ENSAF HAIDAR: "He's bad, mentally and physically"

ENSAF HAIDAR: "He's bad, mentally and physically"

Ensaf Haidar is the wife of convicted Saudi Blogger Raif Badawi. In her new book she tells her unusual love story.


Photo: Michael Hübner

When you meet Ensaf Haidar, she always has her phone with her. It could be that her husband, the condemned Saudi Blogger Raif Badawi, may call her for a few minutes from his prison. These rare windows of time are precious. For a few moments she can tell him how she and the children are doing, and how the worldwide campaign for his release is running.
The whole world knows his face - Raif is the blogger who was sentenced to 1000 lashes, 10 years in prison and a heavy fine for 'insulting Islam'. In her first book Ensaf tells of her own love story and Raif's struggle for free speech and equality.
At the beginning of her relationship with Raif she also held her phone close, hoping to see the display flash with a call from him. In the beginning they had to fight for their love.
For the first two years she could only share snatched glances with Raif, because it is a serious offence in Saudi Arabia for a woman to have anything to do with a man from outside of the family, let alone speak to one on the phone. In Saudi Arabia, the honour of the family depends on the strict chastity of daughters. Women have no rights - only a male guardian (father, brother or husband) can make decisions about their lives.
Against all odds, the two fought for this forbidden love. They married against the wishes of Ensaf's family in 2002 and moved away to the City of Jeddah. They have three children - Nedschua, Dodi and Miriam. As Raif was arrested in 2012, Ensaf fled with the children and found sanctuary in Quebec, Canada. From there, she fights for his freedom and tries to give their children a normal life.

BILD interviewed the petite Ensaf:
BILD: What is currently happening with Raif?
ENSAF: "He's bad, both physically and mentally. Although he continues to believe in his cause and in justice, the circumstances in which he is caught up are unbearable. The worldwide campaign for his release gives him strength."
Does the Campaign make a difference?
ENSAF: "The signals from the Saudi Government are very contradictory.

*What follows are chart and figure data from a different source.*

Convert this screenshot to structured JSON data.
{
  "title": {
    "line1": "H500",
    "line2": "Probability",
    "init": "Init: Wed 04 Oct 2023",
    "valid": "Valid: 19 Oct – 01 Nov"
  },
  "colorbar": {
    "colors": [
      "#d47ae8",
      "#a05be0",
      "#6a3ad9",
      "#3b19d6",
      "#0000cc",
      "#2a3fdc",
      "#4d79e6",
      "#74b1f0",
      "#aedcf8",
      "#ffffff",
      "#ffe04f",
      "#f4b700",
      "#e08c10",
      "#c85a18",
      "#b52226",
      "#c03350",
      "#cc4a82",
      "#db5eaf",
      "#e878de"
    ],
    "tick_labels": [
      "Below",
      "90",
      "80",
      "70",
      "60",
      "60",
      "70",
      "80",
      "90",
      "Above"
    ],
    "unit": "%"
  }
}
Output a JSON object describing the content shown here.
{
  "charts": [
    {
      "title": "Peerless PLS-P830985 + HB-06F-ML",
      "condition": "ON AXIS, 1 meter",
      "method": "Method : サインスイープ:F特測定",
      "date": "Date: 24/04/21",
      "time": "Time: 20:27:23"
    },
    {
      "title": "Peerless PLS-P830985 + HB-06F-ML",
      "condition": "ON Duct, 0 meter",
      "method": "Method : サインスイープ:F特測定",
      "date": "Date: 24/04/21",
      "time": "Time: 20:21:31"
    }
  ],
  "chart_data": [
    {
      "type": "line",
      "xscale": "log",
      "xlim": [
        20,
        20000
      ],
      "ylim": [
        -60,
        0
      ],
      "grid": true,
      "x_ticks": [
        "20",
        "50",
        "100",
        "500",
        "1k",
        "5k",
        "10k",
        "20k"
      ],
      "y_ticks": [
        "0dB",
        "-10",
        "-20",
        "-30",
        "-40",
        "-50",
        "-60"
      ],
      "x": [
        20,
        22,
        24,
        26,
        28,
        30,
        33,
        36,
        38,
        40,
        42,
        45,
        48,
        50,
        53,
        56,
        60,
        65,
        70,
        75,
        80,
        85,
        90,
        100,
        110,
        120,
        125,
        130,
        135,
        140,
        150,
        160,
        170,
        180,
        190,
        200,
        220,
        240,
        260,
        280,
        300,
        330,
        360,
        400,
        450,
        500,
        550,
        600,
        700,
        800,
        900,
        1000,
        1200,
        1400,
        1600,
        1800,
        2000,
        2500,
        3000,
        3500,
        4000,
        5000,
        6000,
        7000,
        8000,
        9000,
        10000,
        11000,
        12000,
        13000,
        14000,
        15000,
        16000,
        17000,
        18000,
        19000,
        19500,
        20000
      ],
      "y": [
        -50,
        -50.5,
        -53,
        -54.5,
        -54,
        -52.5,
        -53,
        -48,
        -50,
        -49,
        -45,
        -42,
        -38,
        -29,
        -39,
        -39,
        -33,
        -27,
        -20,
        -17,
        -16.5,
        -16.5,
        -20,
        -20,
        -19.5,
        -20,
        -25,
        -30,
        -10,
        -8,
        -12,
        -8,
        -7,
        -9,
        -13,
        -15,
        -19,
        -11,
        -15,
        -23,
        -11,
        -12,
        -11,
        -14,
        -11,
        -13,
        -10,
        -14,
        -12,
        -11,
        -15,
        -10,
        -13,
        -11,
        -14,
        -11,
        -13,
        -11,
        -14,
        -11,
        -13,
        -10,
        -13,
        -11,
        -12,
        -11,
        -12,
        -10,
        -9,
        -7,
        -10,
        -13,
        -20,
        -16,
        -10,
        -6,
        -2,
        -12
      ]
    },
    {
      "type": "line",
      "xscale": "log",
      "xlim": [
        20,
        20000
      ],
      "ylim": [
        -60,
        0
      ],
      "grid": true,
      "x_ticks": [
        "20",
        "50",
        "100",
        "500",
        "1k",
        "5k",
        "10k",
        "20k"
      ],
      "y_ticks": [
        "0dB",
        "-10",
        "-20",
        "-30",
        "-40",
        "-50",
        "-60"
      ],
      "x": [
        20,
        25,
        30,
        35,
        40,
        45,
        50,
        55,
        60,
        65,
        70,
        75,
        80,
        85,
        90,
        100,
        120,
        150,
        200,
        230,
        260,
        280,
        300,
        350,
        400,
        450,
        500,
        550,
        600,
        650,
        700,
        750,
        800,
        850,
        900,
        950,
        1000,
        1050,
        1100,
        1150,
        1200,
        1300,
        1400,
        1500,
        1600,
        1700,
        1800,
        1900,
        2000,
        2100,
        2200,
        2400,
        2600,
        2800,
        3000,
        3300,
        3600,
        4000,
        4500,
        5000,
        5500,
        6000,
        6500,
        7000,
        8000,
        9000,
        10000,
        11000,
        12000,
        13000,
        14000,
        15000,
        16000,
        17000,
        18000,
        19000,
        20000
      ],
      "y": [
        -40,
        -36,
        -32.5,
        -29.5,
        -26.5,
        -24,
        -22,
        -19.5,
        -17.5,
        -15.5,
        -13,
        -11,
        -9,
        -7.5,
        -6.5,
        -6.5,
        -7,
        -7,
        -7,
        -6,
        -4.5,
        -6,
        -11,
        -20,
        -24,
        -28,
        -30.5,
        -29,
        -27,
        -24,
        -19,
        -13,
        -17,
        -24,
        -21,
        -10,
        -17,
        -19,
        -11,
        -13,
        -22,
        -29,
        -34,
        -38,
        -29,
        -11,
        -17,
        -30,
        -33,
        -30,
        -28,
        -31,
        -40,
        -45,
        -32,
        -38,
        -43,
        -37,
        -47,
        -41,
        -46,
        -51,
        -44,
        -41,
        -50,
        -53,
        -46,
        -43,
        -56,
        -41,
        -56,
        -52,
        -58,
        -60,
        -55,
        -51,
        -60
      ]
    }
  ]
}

Just recently, the judgement was upheld in it's entirity. Then, we learned that they think the process should be opened again. We ourselves do not know what is going on, because the state usually does everything in secret. Usually we only learn about new developments from the media. For me and the children the campaign is vitally important, it gives us the strength to continue the fight for Raif."
Why did you write this book?
ENSAF: "Through Raif's own book people are familiar now with his work and his concerns through his blog entries. It is important now to describe Raif the man, and his family, so that he is understood as an individual personaity with a life story."